Bill Brown bio photo

Bill Brown

A complicated man.

Twitter Github


After reading this article about security on the Mac being no better than Windows, I can’t help but note this recent vulnerability that allows a site visited in Internet Explorer to make a link appear to go to a trusted domain while actually transferring you anywhere it wants even in the status bar. I tried this out at work and it works quite well. Luckily, the fixes are easy and more satisfying.

And Dave doesn’t get the vulnerability at all. (Here’s the original text for when he changes it to make him appear less thick: “As Don recommends, I did a View Source. This is what the URL looks like. With a quick glance it looks like it’s from Microsoft, but you’re actually viewing a page at zapthedingbat.com. This isn’t entirely new.
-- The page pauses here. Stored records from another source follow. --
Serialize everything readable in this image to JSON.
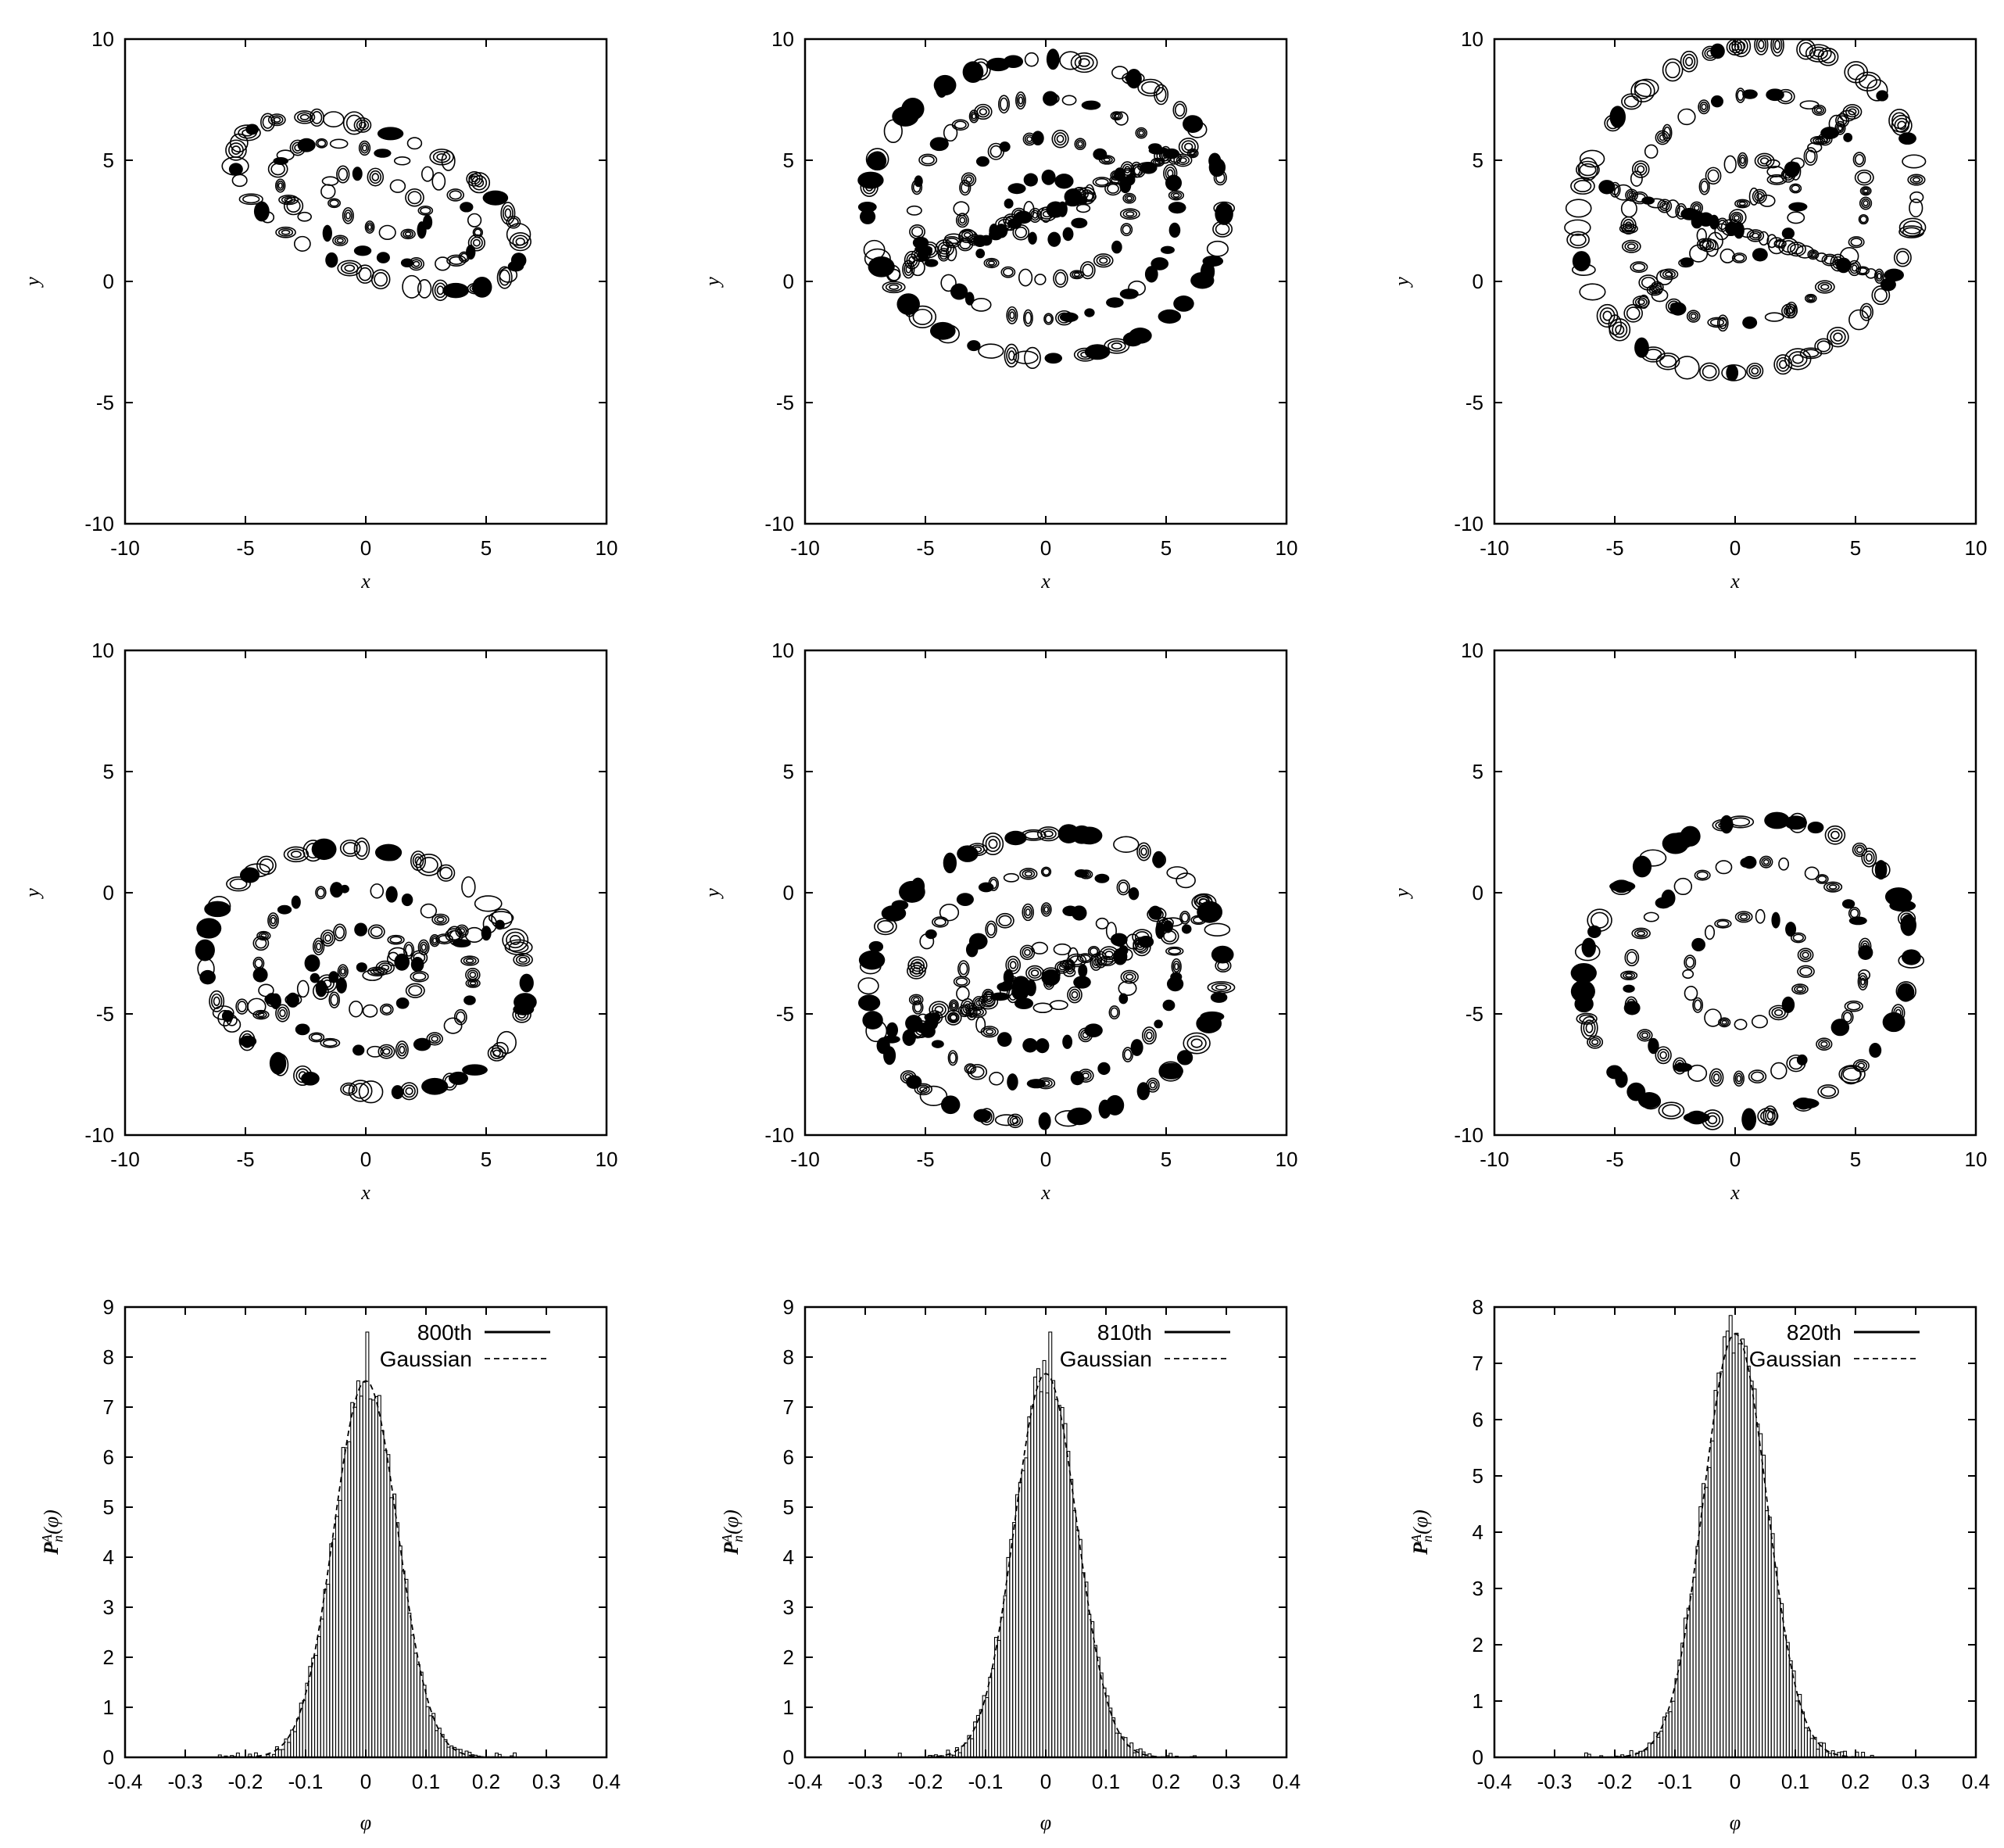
{
  "figure": {
    "panels_layout": "3x3",
    "colors": {
      "ink": "#000000",
      "background": "#ffffff"
    }
  },
  "chart_data": [
    {
      "type": "contour",
      "panel": "top-left",
      "xlabel": "x",
      "ylabel": "y",
      "xlim": [
        -10,
        10
      ],
      "ylim": [
        -10,
        10
      ],
      "xticks": [
        -10,
        -5,
        0,
        5,
        10
      ],
      "yticks": [
        -10,
        -5,
        0,
        5,
        10
      ],
      "pattern": "tilted-ring",
      "center": [
        0.5,
        3.2
      ],
      "radii": [
        6.3,
        2.9
      ],
      "rotation_deg": -22,
      "rings": [
        0.35,
        0.7,
        1.0
      ],
      "density": 0.45,
      "seed": 11
    },
    {
      "type": "contour",
      "panel": "top-middle",
      "xlabel": "x",
      "ylabel": "y",
      "xlim": [
        -10,
        10
      ],
      "ylim": [
        -10,
        10
      ],
      "xticks": [
        -10,
        -5,
        0,
        5,
        10
      ],
      "yticks": [
        -10,
        -5,
        0,
        5,
        10
      ],
      "pattern": "filled-disk",
      "center": [
        0,
        3
      ],
      "radii": [
        7.8,
        6.5
      ],
      "rotation_deg": 0,
      "rings": [
        0.2,
        0.45,
        0.7,
        0.95
      ],
      "density": 0.9,
      "seed": 23
    },
    {
      "type": "contour",
      "panel": "top-right",
      "xlabel": "x",
      "ylabel": "y",
      "xlim": [
        -10,
        10
      ],
      "ylim": [
        -10,
        10
      ],
      "xticks": [
        -10,
        -5,
        0,
        5,
        10
      ],
      "yticks": [
        -10,
        -5,
        0,
        5,
        10
      ],
      "pattern": "cross-bands",
      "center": [
        0.5,
        3
      ],
      "radii": [
        7.3,
        6.5
      ],
      "rotation_deg": 35,
      "rings": [
        0.3,
        0.7,
        1.0
      ],
      "density": 0.4,
      "seed": 37
    },
    {
      "type": "contour",
      "panel": "middle-left",
      "xlabel": "x",
      "ylabel": "y",
      "xlim": [
        -10,
        10
      ],
      "ylim": [
        -10,
        10
      ],
      "xticks": [
        -10,
        -5,
        0,
        5,
        10
      ],
      "yticks": [
        -10,
        -5,
        0,
        5,
        10
      ],
      "pattern": "ring-with-band",
      "center": [
        0,
        -3.2
      ],
      "radii": [
        7.5,
        5.5
      ],
      "rotation_deg": -12,
      "rings": [
        0.3,
        0.6,
        0.9
      ],
      "density": 0.75,
      "seed": 41
    },
    {
      "type": "contour",
      "panel": "middle-middle",
      "xlabel": "x",
      "ylabel": "y",
      "xlim": [
        -10,
        10
      ],
      "ylim": [
        -10,
        10
      ],
      "xticks": [
        -10,
        -5,
        0,
        5,
        10
      ],
      "yticks": [
        -10,
        -5,
        0,
        5,
        10
      ],
      "pattern": "filled-disk",
      "center": [
        0,
        -3.5
      ],
      "radii": [
        7.8,
        6.2
      ],
      "rotation_deg": 10,
      "rings": [
        0.2,
        0.45,
        0.7,
        0.95
      ],
      "density": 0.9,
      "seed": 53
    },
    {
      "type": "contour",
      "panel": "middle-right",
      "xlabel": "x",
      "ylabel": "y",
      "xlim": [
        -10,
        10
      ],
      "ylim": [
        -10,
        10
      ],
      "xticks": [
        -10,
        -5,
        0,
        5,
        10
      ],
      "yticks": [
        -10,
        -5,
        0,
        5,
        10
      ],
      "pattern": "ring",
      "center": [
        0.5,
        -3.2
      ],
      "radii": [
        7.2,
        6.2
      ],
      "rotation_deg": 25,
      "rings": [
        0.35,
        0.7,
        0.97
      ],
      "density": 0.85,
      "seed": 67
    },
    {
      "type": "histogram",
      "panel": "bottom-left",
      "xlabel": "φ",
      "ylabel": "P_n^A(φ)",
      "xlim": [
        -0.4,
        0.4
      ],
      "ylim": [
        0,
        9
      ],
      "xticks": [
        -0.4,
        -0.3,
        -0.2,
        -0.1,
        0,
        0.1,
        0.2,
        0.3,
        0.4
      ],
      "yticks": [
        0,
        1,
        2,
        3,
        4,
        5,
        6,
        7,
        8,
        9
      ],
      "series": [
        {
          "name": "800th",
          "style": "solid",
          "bin_width": 0.005,
          "sigma": 0.053,
          "peak": 8.5,
          "seed": 101
        },
        {
          "name": "Gaussian",
          "style": "dashed",
          "sigma": 0.053,
          "mean": 0.0
        }
      ],
      "legend": "top-right"
    },
    {
      "type": "histogram",
      "panel": "bottom-middle",
      "xlabel": "φ",
      "ylabel": "P_n^A(φ)",
      "xlim": [
        -0.4,
        0.4
      ],
      "ylim": [
        0,
        9
      ],
      "xticks": [
        -0.4,
        -0.3,
        -0.2,
        -0.1,
        0,
        0.1,
        0.2,
        0.3,
        0.4
      ],
      "yticks": [
        0,
        1,
        2,
        3,
        4,
        5,
        6,
        7,
        8,
        9
      ],
      "series": [
        {
          "name": "810th",
          "style": "solid",
          "bin_width": 0.005,
          "sigma": 0.052,
          "peak": 8.5,
          "seed": 202
        },
        {
          "name": "Gaussian",
          "style": "dashed",
          "sigma": 0.052,
          "mean": 0.0
        }
      ],
      "legend": "top-right"
    },
    {
      "type": "histogram",
      "panel": "bottom-right",
      "xlabel": "φ",
      "ylabel": "P_n^A(φ)",
      "xlim": [
        -0.4,
        0.4
      ],
      "ylim": [
        0,
        8
      ],
      "xticks": [
        -0.4,
        -0.3,
        -0.2,
        -0.1,
        0,
        0.1,
        0.2,
        0.3,
        0.4
      ],
      "yticks": [
        0,
        1,
        2,
        3,
        4,
        5,
        6,
        7,
        8
      ],
      "series": [
        {
          "name": "820th",
          "style": "solid",
          "bin_width": 0.005,
          "sigma": 0.053,
          "peak": 7.85,
          "seed": 303
        },
        {
          "name": "Gaussian",
          "style": "dashed",
          "sigma": 0.053,
          "mean": 0.0
        }
      ],
      "legend": "top-right"
    }
  ]
}
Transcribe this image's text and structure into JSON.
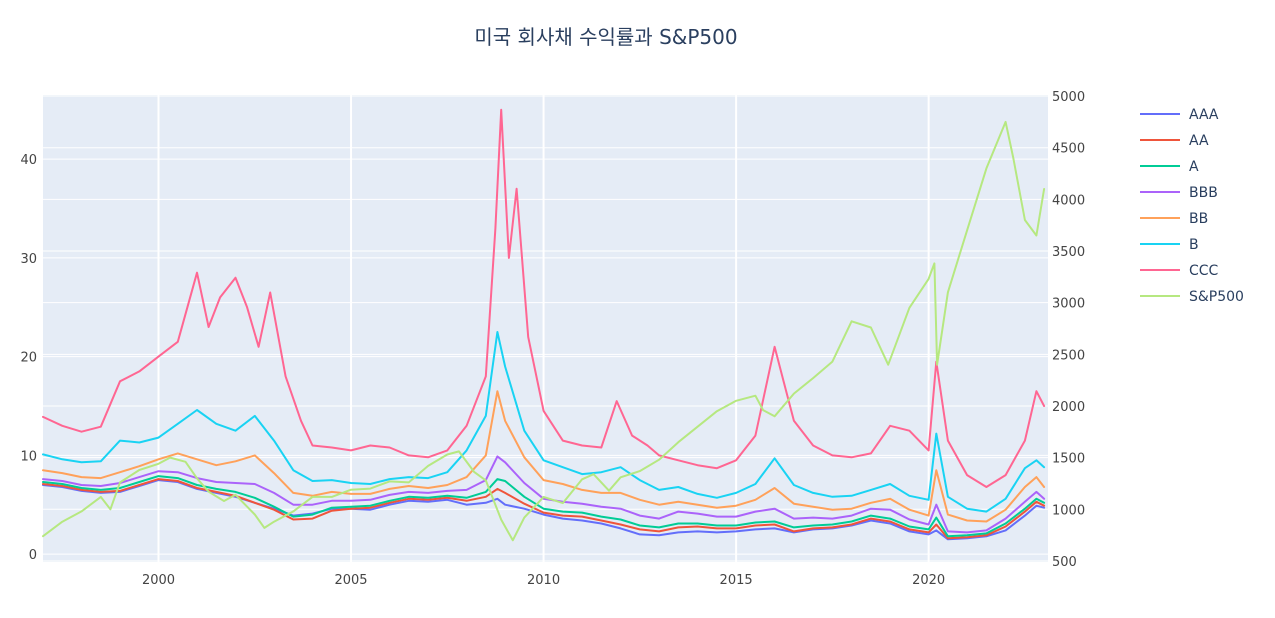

I’m not sure what the %01 is about. I guess it’s a problem if it’s the action attribute of a form element, where you can’t see the URL. Takeaway: look in the Address part of the browser window when you’re typing into a form and if it’s the wrong place, hit the Back button and resume your life.”)

[UPDATE (12/15/03): Security pundit Richard Forno has a response to the PC Magazine article mentioned above.]

[UPDATE (1/15/04): January’s security update is out and strangely this ain’t fixed.]

[UPDATE (1/30/04): Spoke too soon! Microsoft’s got a fix available: “Do not click any hyperlinks that you do not trust. Type them in the Address bar yourself.” Problem solved!]